# Notebook 04: Structured Outputs & JSON Schema

**Objectives:**
- Extract structured data with json_extract.v1 prompt
- Validate against JSON schemas
- Repair malformed JSON
- Log token costs for validation + repair cycles

In [7]:
import sys
import pprint
sys.path.append('..')

from utils.prompts import render
from utils.llm_client import LLMClient
from utils.logging_utils import log_llm_call
from utils.router import pick_model
from utils.json_utils import safe_parse_json, validate_json_schema, create_simple_schema, format_schema_for_prompt
import json

## Part 1: JSON Extraction with Schema

Define a schema and extract structured data.

In [8]:
text = """The CloudSync Pro Business plan costs 20 LKR per user per month.
It includes 10TB storage and is currently available."""

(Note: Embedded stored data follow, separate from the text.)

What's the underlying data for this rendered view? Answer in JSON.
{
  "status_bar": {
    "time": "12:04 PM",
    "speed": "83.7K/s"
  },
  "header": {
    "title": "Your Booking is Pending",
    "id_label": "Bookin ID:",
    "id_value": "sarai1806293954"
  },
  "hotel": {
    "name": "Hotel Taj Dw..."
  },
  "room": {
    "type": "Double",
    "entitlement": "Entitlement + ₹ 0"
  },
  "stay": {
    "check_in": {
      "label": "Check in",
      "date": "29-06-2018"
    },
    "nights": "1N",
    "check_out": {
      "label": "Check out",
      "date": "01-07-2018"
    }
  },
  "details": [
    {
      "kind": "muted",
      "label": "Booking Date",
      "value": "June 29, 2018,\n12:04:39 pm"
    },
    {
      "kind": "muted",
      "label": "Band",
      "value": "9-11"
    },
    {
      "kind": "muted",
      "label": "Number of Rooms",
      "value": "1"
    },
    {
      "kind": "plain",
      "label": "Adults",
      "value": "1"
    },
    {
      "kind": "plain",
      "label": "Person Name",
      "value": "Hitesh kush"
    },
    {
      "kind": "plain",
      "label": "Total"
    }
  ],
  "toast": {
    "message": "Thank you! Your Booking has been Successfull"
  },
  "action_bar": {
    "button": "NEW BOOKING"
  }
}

schema = create_simple_schema({
                            "name": "string",
                            "price": "number",
                            "currency": "string",
                            "in_stock": "boolean"
                        }, required=["name", "price", "currency"])
pprint.pprint(schema)

{'properties': {'currency': {'type': 'string'},
                'in_stock': {'type': 'boolean'},
                'name': {'type': 'string'},
                'price': {'type': 'number'}},
 'required': ['name', 'price', 'currency'],
 'type': 'object'}


In [9]:
prompt_text, spec = render("json_extract.v1", schema=schema, text=text)
print(prompt_text)

Extract the requested fields and return ONLY valid JSON matching this schema:
{'type': 'object', 'properties': {'name': {'type': 'string'}, 'price': {'type': 'number'}, 'currency': {'type': 'string'}, 'in_stock': {'type': 'boolean'}}, 'required': ['name', 'price', 'currency']}

Text:
The CloudSync Pro Business plan costs 20 LKR per user per month.
It includes 10TB storage and is currently available.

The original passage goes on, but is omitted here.